Seles, the No. 2 seed, won her first tournament in seven months Sunday, closing out a dominating run at the Bausch & Lomb Championships with a 6-2, 6-3 victory against unseeded Ruxandra Dragomir.
The five games were the most Seles lost in any of her five matches, in which she dropped only a total of 14 games and never was in jeopardy of losing a set. Only Chris Evert Lloyd has a better run at this tournament, in 1981, when she dropped 12 games.
It was a better-than-expected result for a tournament that Seles had planned to simply use as a tuneup for the United States’ Federation Cup meeting next week against Croatia.
“I wanted to take this a day at a time, a point at a time,” Seles said.

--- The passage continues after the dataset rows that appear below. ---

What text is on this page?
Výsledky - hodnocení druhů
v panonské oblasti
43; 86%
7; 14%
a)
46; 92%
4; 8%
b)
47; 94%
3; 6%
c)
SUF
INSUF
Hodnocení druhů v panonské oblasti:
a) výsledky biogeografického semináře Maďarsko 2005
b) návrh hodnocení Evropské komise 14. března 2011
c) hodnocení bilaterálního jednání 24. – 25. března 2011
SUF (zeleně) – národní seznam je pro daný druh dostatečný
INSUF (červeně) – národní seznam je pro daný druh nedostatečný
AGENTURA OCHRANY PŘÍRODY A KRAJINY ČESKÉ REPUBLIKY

“I wanted to keep working hard and in some ways that was good. I took pressure off myself. I just enjoyed every ball, every match, no matter if you win a big match, small match. I think that helped me.”

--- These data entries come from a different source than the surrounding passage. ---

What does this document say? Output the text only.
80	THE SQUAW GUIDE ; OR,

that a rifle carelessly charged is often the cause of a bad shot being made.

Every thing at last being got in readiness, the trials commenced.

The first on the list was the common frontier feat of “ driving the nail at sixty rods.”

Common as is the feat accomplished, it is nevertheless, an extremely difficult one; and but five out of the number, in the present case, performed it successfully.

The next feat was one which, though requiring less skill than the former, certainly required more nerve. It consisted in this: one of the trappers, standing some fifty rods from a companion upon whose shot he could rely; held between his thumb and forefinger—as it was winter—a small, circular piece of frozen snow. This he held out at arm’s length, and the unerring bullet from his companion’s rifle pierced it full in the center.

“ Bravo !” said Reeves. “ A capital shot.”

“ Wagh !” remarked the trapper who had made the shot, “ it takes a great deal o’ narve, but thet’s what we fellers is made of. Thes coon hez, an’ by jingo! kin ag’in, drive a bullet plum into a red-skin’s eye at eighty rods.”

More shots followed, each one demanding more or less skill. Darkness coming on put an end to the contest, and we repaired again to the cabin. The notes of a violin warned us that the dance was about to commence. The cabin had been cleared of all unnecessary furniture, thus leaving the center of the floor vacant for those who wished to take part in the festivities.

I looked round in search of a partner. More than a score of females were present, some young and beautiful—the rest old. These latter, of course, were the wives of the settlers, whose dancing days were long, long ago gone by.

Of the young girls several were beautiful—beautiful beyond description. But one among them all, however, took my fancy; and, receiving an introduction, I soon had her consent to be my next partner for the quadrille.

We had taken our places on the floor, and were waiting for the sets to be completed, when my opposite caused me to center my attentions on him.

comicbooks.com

The title, which earned the world’s third-ranked player $80,000, was even more of a surprise considering Seles’ recent early exits at Indian Wells, Lipton and Hilton Head.

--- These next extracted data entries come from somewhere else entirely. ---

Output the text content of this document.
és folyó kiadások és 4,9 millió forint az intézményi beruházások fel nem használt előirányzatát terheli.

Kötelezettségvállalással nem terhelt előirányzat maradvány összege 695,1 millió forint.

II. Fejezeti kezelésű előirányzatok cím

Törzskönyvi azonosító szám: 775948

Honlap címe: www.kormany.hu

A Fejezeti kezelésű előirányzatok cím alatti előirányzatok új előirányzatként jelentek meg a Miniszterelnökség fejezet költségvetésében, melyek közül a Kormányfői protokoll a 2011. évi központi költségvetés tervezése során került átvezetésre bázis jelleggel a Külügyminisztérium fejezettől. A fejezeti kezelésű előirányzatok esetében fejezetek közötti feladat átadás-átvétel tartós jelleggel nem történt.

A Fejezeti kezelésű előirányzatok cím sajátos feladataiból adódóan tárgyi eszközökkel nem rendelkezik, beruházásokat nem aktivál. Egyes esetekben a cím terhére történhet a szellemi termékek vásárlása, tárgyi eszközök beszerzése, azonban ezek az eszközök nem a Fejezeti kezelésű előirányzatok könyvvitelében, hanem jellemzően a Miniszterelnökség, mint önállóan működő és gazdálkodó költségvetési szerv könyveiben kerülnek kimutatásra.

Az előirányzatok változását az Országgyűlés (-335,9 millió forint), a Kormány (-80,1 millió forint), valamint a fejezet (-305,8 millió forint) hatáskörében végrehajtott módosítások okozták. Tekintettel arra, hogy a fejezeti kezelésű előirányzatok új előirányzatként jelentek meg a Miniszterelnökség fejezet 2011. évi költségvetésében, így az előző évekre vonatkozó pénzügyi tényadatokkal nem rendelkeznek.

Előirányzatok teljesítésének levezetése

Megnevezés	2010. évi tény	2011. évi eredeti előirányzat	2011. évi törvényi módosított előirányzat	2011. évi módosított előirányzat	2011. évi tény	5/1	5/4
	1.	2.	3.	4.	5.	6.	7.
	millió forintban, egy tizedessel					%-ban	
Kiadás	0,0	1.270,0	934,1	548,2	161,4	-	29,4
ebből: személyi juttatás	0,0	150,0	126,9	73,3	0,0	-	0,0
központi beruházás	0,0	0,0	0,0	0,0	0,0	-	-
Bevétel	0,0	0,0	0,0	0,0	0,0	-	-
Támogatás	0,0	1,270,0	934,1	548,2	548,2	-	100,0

In the past two weeks, she traded time on the court for a more stringent training routine off it, in order to stay fresh for the Fed Cup, the women’s equivalent of the Davis Cup.
“I ran a little more,” she said. “I did that last week, too, and I lost. Tennis-wise, I haven’t hit that much this week. I think it was a good thing for me to take a break from tennis. The last four or five weeks, there had just been so much tennis.”
She got her share against Dragomir, who kept her on the court for 1 hour, 17 minutes, on a windy day on the slow, green clay of Amelia Island Plantation. Dragomir squandered game points in six games she went on to lose. She forced Seles to deuce in nine of the 17 games. Over the course of the match, however, she learned that staying on the court with Seles and beating her are very different.
“It hurt because I had some chances,” she said. “There were some (4) break points I couldn’t win. I lost my serve a few times. She was very good today. Just too good.”
Dragomir used an assortment of drop shots, most of which Seles reached without trouble, if they got over the net at all. Dragomir’s efforts to run Seles from side to side worked sporadically, but Seles combined her trademark power with the accuracy she seemed to have lost in recent weeks to overcome the challenge.
Despite the loss, Dragomir won $38,000 and moved from 38th to 33rd in the world rankings. She failed in her first attempt to win in the United States, but said she still considered the tournament a success.
“I’m very happy,” she said. “I’m happy I had a chance to play against Monica in finals instead of the second round. If you look at the score, it might have looked easy, but I think the match was a little tighter.”
This was Seles’ first victory since the Princess Cup in Tokyo last September. It was the longest drought since she went 11 months between titles in 1997-98, although Seles says she didn’t panic.
“I’m not a player who’s going to go out confident for a match,” she said. “I didn’t go out like that when I was No. 1 and only lost one or two matches a year, and I didn’t go out like that when I did terribly.”